The New Testament writings suggest it is not. For those who faithfully endure persecution, Jesus makes it clear, “Rejoice in that day, and leap for joy, for behold, your reward is great in heaven” (Luke 6:23). Paul states it plainly, “But each will receive his own reward according to his own labour” (1 Corinthians 3:8). The author of Hebrews even reminds us that Moses was motivated by rewards, “He regarded disgrace for the sake of Christ as of greater value than the treasures of Egypt, because he was looking ahead to his reward” (Hebrews 11:26).

But if divine recognition and delight is clearly presented as a motivation in the Christian life, why don’t we hear more about such a reward? I need to preach on it more, and speak to you more about heaven and make it real to you. Let’s be deeply aware that our obedience matters. While we are rightly told that only Christ’s obedience can secure our justification and that he has kept the law perfectly for us, our own obedience can’t be neglected. No doubt, the downplaying of Christian obedience is borne out of good motives—some think Christ is glorified the most when we disparage our own obedience. Our good works are just “filthy rags” (Isaiah 64:6), we are reminded.

But, this whole line of thought misses the distinction between an unbeliever’s attempts at law-keeping and what a regenerated believer does in thankfulness to God for a free redemption.

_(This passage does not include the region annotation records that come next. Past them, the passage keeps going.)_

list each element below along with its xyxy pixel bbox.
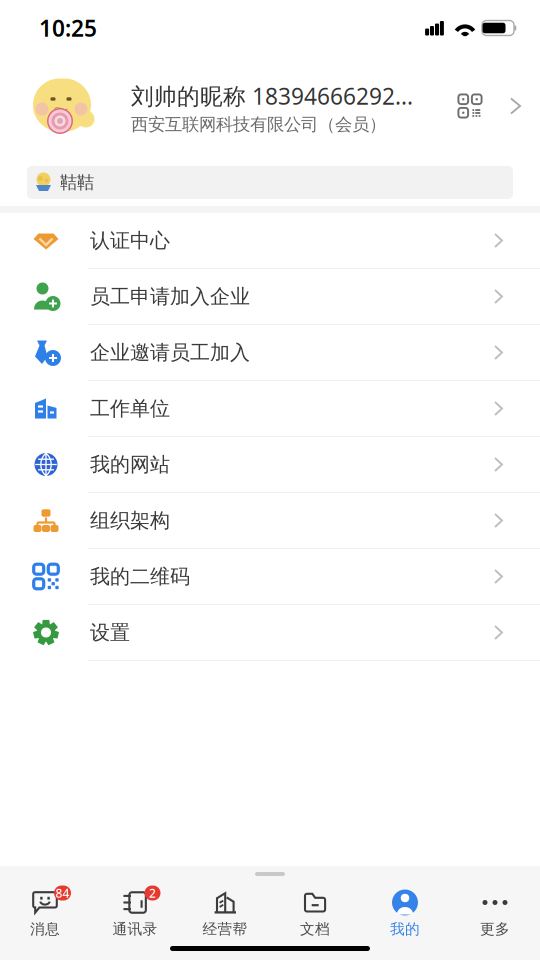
staticText: 认证中心 xyxy=(90,228,170,253)
staticText: 消息 xyxy=(30,920,60,938)
staticText: 通讯录 xyxy=(112,920,158,938)
button[interactable]: 员工申请加入企业 xyxy=(0,269,540,325)
button[interactable]: 刘帅的昵称 18394666292... xyxy=(0,56,540,156)
button[interactable]: 我的二维码 xyxy=(0,549,540,605)
staticText: 我的网站 xyxy=(90,452,170,477)
button[interactable]: 我的网站 xyxy=(0,437,540,493)
button[interactable]: 更多 xyxy=(450,888,540,938)
staticText: 2 xyxy=(149,885,156,901)
button[interactable]: 2 xyxy=(90,888,180,938)
button[interactable]: 认证中心 xyxy=(0,213,540,269)
staticText: 我的二维码 xyxy=(90,564,190,589)
button[interactable]: 鞊鞊 xyxy=(27,166,513,199)
staticText: 文档 xyxy=(300,920,330,938)
button[interactable]: 文档 xyxy=(270,888,360,938)
staticText: 设置 xyxy=(90,620,130,645)
staticText: 员工申请加入企业 xyxy=(90,284,250,309)
button[interactable]: 工作单位 xyxy=(0,381,540,437)
staticText: 刘帅的昵称 18394666292... xyxy=(131,81,413,111)
staticText: 组织架构 xyxy=(90,508,170,533)
staticText: 企业邀请员工加入 xyxy=(90,340,250,365)
button[interactable]: 84 xyxy=(0,888,90,938)
staticText: 更多 xyxy=(480,920,510,938)
staticText: 工作单位 xyxy=(90,396,170,421)
staticText: 经营帮 xyxy=(202,920,248,938)
staticText: 我的 xyxy=(390,920,420,938)
staticText: 西安互联网科技有限公司（会员） xyxy=(131,114,386,135)
button[interactable]: 企业邀请员工加入 xyxy=(0,325,540,381)
button[interactable]: 组织架构 xyxy=(0,493,540,549)
staticText: 84 xyxy=(56,885,70,901)
button[interactable]: 我的 xyxy=(360,888,450,938)
staticText: 鞊鞊 xyxy=(60,172,94,193)
button[interactable]: 设置 xyxy=(0,605,540,661)
staticText: 10:25 xyxy=(39,13,97,43)
button[interactable]: 经营帮 xyxy=(180,888,270,938)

Granted, neither can merit salvation or justification. Both fall woefully short of God’s perfect standards. But that does not mean that the believer’s obedience doesn’t matter. God is pleased with it because it is done through Jesus Christ – even though it is imperfect.

You see the obedience of these chariots in this passage.  The angel speaks to the horses, “ ‘Go throughout the earth!’” And we are told, “So they went throughout the earth” (v.7). Instant obedience, and then you see how this sixth chapter ends, with the reward from heaven of more help given to the people of God in building the temple of the Lord and the final sentence, “This will happen if you diligently obey the Lord your God” (v.15). God notices and rewards obedience.

Trust and obey for there’s no other way to be happy in Jesus but to trust and obey.